Electricity is generated from one old and one ancient power plant near Pristina. Throughout the winter, days would go by without any electricity, and in Pristina, this meant no heat. Everyone had a different theory why the electricity was such a problem. Some blamed former KLA soldiers who were given management jobs at the power plant but knew little about engineering. Others suggested it was a mafia conspiracy to keep the cost of black market diesel—used to run private generators—inflated. A more likely explanation is that, prior to the war, the plant was managed by Serb engineers—all who left or were driven out of Kosovo when the war ended. Today, the plant is co-managed by UNMIK and local staff.

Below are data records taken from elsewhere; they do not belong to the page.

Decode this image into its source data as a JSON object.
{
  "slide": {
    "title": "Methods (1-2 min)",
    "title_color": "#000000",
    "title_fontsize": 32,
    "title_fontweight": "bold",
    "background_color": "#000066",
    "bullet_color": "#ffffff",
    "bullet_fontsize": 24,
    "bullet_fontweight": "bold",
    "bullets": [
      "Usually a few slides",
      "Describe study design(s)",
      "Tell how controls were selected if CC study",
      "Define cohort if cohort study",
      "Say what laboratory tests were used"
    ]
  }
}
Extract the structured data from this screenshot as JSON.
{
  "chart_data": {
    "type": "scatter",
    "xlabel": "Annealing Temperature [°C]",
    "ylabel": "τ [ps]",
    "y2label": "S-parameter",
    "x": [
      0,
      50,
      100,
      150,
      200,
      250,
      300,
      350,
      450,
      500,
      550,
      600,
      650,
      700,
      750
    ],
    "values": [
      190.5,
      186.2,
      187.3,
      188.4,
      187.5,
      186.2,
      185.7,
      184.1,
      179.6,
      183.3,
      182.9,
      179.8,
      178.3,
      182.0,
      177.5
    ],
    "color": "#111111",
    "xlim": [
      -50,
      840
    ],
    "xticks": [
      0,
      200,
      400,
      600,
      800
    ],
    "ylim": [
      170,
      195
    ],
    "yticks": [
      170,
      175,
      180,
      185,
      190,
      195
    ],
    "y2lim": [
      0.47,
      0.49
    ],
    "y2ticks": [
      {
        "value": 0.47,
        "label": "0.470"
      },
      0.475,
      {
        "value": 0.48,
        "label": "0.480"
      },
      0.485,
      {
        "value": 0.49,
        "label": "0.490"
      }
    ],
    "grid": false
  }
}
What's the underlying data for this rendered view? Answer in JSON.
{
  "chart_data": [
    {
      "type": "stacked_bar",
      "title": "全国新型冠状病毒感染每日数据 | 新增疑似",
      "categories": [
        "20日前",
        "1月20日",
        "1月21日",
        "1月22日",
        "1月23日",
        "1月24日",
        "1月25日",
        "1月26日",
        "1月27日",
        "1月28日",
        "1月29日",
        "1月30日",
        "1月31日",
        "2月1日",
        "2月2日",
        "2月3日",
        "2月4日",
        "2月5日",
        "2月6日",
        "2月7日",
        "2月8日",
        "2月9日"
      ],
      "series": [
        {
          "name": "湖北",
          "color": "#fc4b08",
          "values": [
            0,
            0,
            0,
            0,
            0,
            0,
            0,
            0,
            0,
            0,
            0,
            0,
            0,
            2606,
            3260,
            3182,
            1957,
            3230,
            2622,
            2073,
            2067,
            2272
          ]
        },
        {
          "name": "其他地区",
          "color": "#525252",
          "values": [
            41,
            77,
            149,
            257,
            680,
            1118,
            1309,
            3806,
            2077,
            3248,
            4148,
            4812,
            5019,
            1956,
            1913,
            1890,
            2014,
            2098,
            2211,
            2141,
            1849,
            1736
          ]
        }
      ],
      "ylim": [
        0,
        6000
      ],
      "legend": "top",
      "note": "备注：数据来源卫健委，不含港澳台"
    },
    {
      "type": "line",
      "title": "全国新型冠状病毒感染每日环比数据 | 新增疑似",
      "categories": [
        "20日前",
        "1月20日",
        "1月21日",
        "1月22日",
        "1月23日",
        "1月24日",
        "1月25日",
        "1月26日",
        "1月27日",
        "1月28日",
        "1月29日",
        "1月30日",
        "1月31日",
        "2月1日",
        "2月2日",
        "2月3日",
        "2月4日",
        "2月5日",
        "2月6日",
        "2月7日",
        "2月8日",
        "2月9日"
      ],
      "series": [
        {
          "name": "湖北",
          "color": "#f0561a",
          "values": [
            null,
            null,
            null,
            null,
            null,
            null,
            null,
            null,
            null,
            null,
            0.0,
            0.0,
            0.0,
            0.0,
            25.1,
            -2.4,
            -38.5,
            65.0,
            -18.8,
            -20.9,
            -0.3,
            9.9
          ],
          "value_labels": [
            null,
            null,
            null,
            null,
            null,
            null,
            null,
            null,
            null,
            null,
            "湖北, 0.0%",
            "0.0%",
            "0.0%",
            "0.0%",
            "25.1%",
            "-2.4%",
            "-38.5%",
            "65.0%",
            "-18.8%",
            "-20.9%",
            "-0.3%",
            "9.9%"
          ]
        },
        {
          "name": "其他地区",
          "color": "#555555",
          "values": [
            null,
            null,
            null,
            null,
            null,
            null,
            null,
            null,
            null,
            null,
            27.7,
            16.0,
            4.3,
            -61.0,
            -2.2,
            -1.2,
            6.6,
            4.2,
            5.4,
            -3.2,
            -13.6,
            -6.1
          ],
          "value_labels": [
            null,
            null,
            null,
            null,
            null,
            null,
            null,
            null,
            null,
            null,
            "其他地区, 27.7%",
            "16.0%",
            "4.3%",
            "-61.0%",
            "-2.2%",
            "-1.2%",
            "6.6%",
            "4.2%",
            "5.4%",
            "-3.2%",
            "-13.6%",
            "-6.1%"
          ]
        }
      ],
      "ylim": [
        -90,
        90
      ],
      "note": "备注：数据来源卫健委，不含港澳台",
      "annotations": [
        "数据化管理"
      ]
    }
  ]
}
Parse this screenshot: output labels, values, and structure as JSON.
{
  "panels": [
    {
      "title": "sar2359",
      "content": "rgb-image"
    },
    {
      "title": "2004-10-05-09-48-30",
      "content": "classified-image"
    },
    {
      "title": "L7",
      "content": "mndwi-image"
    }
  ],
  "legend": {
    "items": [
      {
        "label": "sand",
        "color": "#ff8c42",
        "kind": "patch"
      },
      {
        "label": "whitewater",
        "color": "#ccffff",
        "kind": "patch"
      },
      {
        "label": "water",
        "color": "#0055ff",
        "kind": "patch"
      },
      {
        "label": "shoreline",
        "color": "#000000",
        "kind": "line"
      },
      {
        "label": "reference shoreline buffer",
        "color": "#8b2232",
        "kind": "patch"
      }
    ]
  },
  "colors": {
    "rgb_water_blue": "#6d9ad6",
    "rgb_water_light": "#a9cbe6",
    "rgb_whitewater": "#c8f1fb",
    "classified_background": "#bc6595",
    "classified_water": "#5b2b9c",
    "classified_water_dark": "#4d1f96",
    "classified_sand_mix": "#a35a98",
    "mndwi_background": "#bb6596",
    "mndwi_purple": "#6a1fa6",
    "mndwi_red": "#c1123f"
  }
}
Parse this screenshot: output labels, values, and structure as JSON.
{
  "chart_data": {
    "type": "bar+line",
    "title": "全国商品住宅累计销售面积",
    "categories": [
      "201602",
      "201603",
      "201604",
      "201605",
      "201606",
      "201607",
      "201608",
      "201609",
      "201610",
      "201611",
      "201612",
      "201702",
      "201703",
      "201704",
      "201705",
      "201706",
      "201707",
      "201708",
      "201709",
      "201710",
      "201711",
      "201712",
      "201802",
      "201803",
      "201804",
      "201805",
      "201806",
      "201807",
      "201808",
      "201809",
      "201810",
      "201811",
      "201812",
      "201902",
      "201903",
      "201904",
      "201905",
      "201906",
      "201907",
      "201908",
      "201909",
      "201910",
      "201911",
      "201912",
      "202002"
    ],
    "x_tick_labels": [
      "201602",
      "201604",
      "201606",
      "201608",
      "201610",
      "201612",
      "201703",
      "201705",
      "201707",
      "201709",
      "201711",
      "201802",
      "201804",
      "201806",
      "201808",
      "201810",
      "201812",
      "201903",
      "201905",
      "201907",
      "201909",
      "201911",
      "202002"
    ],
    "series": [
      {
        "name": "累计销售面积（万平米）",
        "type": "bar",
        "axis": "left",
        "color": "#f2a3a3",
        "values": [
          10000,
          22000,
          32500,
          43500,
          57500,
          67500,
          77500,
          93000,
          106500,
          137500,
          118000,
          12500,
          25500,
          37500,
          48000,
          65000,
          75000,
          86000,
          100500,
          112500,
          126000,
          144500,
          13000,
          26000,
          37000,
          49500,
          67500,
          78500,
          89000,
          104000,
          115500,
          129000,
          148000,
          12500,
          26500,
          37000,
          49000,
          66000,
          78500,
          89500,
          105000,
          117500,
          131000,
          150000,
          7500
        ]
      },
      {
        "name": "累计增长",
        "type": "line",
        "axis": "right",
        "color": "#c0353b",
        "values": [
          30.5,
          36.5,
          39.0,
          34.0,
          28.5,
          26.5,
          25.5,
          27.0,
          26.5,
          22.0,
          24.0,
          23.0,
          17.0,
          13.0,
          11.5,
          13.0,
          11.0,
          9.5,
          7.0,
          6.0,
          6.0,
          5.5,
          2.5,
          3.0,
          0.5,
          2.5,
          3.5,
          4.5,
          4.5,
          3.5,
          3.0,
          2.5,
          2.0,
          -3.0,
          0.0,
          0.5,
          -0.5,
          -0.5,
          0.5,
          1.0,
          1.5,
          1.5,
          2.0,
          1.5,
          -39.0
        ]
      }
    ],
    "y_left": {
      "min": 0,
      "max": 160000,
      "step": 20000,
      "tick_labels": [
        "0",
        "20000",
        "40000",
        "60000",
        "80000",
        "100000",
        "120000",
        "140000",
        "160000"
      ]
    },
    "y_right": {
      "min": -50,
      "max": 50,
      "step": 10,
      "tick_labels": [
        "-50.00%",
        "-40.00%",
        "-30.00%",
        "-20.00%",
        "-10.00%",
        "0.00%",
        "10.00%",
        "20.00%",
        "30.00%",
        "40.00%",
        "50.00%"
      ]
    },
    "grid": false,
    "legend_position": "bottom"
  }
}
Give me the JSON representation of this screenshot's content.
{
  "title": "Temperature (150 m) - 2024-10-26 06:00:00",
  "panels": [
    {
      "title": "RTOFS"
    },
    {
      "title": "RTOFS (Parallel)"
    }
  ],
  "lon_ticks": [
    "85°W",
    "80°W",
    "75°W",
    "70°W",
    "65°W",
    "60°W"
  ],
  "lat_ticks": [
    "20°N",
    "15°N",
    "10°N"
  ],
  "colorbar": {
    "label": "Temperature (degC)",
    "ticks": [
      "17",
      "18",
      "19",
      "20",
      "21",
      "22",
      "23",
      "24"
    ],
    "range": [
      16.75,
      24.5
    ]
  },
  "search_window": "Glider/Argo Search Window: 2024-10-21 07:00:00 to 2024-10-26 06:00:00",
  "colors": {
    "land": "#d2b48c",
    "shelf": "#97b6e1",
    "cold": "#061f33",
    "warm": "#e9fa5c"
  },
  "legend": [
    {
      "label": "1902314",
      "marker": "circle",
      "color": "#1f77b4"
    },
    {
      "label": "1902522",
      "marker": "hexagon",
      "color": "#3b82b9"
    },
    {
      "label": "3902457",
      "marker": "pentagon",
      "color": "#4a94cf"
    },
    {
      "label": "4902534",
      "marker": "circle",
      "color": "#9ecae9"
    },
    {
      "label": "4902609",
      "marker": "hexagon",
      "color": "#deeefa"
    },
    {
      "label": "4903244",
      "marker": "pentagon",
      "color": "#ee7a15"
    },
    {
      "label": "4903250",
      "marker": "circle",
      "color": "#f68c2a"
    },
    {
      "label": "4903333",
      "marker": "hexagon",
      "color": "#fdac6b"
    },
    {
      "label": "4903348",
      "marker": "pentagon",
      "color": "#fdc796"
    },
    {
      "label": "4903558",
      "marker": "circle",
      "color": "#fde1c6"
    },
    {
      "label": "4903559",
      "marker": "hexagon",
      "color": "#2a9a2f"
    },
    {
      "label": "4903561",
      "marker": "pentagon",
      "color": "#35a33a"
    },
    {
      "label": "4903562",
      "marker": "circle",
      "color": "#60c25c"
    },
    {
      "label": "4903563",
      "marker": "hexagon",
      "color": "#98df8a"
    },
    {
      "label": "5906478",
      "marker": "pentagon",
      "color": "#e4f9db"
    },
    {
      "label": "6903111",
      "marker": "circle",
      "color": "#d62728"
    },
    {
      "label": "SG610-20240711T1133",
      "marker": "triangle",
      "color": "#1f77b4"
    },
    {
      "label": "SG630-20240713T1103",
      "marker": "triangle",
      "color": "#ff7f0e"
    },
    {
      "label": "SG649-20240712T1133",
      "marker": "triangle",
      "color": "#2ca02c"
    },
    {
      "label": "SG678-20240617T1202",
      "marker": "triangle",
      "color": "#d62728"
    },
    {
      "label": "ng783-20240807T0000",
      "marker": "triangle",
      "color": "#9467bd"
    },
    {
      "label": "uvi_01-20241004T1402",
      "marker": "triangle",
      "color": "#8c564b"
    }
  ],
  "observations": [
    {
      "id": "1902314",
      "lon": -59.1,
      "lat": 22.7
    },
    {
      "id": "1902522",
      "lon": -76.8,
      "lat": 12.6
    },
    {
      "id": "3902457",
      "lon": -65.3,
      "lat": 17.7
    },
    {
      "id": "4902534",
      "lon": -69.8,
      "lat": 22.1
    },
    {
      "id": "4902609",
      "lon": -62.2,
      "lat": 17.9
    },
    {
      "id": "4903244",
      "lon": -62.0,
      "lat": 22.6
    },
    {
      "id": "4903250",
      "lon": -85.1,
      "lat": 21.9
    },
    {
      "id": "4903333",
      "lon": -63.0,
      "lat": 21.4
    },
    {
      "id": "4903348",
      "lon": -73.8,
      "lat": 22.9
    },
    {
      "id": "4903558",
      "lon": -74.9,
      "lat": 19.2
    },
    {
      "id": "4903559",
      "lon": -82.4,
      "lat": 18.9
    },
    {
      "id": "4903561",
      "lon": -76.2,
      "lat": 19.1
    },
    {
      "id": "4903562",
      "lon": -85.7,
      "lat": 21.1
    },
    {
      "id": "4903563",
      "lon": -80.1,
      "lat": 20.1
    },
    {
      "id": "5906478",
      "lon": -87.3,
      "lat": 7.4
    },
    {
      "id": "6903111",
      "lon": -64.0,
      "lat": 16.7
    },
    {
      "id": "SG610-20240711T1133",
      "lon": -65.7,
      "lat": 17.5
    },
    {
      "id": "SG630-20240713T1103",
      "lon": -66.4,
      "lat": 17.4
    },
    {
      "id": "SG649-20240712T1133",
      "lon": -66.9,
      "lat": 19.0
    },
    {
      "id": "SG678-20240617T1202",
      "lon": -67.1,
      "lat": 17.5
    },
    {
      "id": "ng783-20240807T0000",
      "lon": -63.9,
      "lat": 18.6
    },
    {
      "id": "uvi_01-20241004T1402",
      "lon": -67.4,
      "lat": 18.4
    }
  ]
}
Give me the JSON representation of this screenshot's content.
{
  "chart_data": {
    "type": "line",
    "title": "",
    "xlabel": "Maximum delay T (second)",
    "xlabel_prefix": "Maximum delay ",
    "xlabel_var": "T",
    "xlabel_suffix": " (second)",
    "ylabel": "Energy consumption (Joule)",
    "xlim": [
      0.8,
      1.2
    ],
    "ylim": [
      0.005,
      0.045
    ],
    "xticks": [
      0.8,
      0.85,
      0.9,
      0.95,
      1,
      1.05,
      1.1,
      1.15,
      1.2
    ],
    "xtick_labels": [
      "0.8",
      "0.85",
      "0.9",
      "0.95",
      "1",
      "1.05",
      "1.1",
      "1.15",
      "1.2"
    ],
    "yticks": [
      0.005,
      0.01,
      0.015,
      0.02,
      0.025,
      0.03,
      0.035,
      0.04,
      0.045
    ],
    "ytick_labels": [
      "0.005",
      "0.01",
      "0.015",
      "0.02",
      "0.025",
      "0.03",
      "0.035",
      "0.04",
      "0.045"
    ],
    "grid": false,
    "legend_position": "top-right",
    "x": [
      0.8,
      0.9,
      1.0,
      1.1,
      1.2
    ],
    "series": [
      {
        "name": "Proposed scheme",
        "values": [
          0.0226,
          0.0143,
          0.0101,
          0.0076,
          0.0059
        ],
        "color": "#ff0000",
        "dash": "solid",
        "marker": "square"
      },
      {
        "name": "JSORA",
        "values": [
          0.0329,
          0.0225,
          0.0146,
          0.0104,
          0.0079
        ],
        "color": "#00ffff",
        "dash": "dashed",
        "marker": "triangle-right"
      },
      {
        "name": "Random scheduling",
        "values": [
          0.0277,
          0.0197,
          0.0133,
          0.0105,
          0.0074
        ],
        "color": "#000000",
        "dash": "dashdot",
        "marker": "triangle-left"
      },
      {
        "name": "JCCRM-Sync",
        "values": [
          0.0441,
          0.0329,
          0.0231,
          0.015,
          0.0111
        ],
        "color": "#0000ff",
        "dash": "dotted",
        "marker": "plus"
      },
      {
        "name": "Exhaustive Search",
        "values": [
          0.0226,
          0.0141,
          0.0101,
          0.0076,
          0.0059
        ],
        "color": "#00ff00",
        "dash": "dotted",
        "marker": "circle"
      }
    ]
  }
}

Many cafés had diesel generators for heat, lights, and electricity (to run the espresso machines). Other commercial establishments were only able to operate during daylight hours or by using kerosene lamps and heaters—or often with no heat at all. Public buildings such as hospitals and schools were often the worst off. The schools in Pristina were only open a few hours a day because of lack of heat, and the main hospital in Pristina often suffered power outages, despite UNMIK giving them priority status.




Above: Ice-covered street in Pristina.
1) Sleigh riding was a popular pastime for children, especially when schools were let out early due to lack of heat.
2) Child playing in an industrial junk yard near the center of Pristina.